The time complexity, by Master's theorem, is $T(m) = 2T(m/2) + O(m) \in O(m\log m)$.

Parallel FFT

Consider the stack tree of the recursive calls, it has $m$ leaves and $\log m$ depth. Therefore, instead of doing top-down recursion, we can do bottom-up computations, which gives a natural way for parallelizing the algorithm.

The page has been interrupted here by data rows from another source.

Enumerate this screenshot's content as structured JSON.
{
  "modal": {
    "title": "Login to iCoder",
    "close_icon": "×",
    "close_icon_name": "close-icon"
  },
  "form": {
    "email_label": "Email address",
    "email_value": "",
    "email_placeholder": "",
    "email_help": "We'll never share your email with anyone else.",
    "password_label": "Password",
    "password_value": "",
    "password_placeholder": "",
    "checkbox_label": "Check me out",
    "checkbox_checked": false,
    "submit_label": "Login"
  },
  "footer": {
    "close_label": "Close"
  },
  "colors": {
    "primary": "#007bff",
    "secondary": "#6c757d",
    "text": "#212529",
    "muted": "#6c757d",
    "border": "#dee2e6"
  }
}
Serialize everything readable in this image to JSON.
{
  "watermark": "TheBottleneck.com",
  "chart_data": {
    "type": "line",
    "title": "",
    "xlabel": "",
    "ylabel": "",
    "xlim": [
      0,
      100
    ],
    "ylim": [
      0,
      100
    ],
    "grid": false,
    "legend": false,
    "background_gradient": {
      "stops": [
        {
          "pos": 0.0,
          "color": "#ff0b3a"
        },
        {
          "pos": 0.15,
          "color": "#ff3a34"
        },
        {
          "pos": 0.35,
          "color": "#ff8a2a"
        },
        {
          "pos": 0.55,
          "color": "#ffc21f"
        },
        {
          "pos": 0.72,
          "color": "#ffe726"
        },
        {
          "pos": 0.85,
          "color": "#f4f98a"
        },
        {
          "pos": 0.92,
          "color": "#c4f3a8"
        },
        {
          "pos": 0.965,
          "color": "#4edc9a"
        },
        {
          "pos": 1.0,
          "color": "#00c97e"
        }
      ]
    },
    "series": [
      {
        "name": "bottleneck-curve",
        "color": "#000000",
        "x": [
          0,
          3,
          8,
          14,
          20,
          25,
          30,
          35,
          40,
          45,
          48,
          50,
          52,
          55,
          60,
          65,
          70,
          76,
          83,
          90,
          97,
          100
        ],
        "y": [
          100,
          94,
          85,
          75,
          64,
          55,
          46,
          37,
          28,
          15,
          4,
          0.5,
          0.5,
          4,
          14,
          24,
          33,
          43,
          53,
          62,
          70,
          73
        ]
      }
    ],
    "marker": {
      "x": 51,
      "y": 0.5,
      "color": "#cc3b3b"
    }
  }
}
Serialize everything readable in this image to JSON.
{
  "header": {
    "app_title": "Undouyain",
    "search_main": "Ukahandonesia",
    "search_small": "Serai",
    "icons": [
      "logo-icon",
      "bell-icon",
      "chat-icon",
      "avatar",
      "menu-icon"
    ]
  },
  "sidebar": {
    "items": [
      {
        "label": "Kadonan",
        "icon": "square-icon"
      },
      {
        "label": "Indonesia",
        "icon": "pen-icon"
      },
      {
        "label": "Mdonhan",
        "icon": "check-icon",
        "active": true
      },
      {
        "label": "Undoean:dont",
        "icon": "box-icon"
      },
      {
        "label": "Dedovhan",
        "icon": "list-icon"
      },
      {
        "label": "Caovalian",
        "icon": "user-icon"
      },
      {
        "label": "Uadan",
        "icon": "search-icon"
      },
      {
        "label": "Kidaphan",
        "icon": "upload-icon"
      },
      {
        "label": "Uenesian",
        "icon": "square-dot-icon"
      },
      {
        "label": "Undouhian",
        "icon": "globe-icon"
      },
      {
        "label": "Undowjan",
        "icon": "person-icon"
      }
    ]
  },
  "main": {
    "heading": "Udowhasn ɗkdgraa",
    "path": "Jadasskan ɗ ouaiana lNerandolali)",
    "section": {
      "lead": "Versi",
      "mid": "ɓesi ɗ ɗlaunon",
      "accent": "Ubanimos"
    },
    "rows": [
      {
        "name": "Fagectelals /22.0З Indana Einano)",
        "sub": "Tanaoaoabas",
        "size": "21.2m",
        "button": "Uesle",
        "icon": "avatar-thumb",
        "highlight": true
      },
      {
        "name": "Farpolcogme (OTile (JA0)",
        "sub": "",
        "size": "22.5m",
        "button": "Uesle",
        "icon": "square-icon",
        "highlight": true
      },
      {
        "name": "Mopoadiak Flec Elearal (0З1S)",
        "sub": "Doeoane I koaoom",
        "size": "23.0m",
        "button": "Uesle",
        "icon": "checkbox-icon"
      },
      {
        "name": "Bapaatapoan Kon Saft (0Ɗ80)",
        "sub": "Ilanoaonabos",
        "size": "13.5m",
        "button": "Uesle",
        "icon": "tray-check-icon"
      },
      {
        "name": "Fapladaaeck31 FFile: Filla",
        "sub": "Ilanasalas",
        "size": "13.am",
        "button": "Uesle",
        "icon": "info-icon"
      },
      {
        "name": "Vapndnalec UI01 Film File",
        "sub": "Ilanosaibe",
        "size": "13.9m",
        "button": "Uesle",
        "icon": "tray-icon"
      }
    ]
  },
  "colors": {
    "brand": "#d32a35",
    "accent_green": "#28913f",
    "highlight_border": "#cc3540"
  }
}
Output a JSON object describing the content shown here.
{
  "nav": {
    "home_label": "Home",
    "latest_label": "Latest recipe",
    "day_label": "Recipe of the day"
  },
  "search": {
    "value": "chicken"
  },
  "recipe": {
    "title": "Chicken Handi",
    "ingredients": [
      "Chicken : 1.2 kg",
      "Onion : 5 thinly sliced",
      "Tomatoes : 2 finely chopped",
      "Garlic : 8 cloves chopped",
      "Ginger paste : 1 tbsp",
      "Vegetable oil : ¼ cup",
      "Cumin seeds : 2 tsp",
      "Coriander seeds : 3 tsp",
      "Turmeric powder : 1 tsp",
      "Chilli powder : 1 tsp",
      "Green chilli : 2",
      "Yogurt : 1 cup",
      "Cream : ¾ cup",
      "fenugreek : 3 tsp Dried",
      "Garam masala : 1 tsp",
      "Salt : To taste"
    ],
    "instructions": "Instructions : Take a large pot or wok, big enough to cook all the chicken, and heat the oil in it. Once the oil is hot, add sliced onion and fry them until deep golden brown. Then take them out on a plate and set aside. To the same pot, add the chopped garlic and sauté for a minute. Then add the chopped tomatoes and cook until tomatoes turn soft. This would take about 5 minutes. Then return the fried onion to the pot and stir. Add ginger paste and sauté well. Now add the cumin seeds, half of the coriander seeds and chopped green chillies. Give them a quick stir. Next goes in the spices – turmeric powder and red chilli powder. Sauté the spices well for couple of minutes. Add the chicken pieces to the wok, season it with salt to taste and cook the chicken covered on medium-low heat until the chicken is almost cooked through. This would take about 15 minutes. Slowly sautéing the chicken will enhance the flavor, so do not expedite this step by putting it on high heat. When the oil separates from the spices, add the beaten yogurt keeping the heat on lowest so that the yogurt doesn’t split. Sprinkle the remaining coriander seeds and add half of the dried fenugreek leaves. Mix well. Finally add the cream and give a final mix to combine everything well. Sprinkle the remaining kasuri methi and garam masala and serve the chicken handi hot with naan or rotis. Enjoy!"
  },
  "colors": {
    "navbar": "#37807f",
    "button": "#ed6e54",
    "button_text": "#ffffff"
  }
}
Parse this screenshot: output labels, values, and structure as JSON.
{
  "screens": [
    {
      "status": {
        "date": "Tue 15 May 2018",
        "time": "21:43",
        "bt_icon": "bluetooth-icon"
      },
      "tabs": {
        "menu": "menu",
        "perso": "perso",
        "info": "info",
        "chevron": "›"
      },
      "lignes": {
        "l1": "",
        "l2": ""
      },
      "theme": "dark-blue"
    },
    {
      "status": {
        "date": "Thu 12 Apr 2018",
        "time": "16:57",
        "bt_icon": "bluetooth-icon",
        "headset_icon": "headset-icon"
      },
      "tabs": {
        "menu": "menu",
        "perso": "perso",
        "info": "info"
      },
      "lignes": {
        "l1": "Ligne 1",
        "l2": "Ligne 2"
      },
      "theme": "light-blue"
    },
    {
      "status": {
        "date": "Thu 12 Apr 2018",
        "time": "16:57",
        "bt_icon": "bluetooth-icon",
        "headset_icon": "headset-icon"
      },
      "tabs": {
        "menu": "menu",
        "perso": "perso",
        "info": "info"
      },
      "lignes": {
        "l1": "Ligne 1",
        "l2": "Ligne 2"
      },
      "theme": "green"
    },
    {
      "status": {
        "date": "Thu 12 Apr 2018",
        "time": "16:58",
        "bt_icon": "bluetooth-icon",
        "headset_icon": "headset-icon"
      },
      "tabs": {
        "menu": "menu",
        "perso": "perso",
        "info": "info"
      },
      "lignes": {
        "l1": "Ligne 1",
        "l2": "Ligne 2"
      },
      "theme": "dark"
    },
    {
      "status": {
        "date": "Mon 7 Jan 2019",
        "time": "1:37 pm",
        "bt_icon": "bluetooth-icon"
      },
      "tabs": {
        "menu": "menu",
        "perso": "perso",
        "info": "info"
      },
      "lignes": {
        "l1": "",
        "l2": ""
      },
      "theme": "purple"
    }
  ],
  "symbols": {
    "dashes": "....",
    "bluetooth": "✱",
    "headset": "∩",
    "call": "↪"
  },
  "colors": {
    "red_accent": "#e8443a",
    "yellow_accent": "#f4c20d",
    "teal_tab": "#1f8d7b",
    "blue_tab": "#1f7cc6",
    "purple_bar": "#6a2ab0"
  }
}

Then, consider the recursive call, note that the divide is done by odd/even, or the last digit of the binary. Now, consider $m=2^4$, the stack tree looks like

XXX
XX0             XX1
X00     X10     X01     X11
000 100 010 110 001 101 011 111 

Note that from left to right, the leaves are ordered by reversed bit order. Therefore, what we can do is to compute FFT at each level, rewrite the elements $v_i = (F\cdot v)_{\text{bitreverse(i)}}$.

Then, for $p$ processors, the computation takes $2m\log m / p$, for communications, we need $\log(p)$ stages and $m\log(p)/p$ words.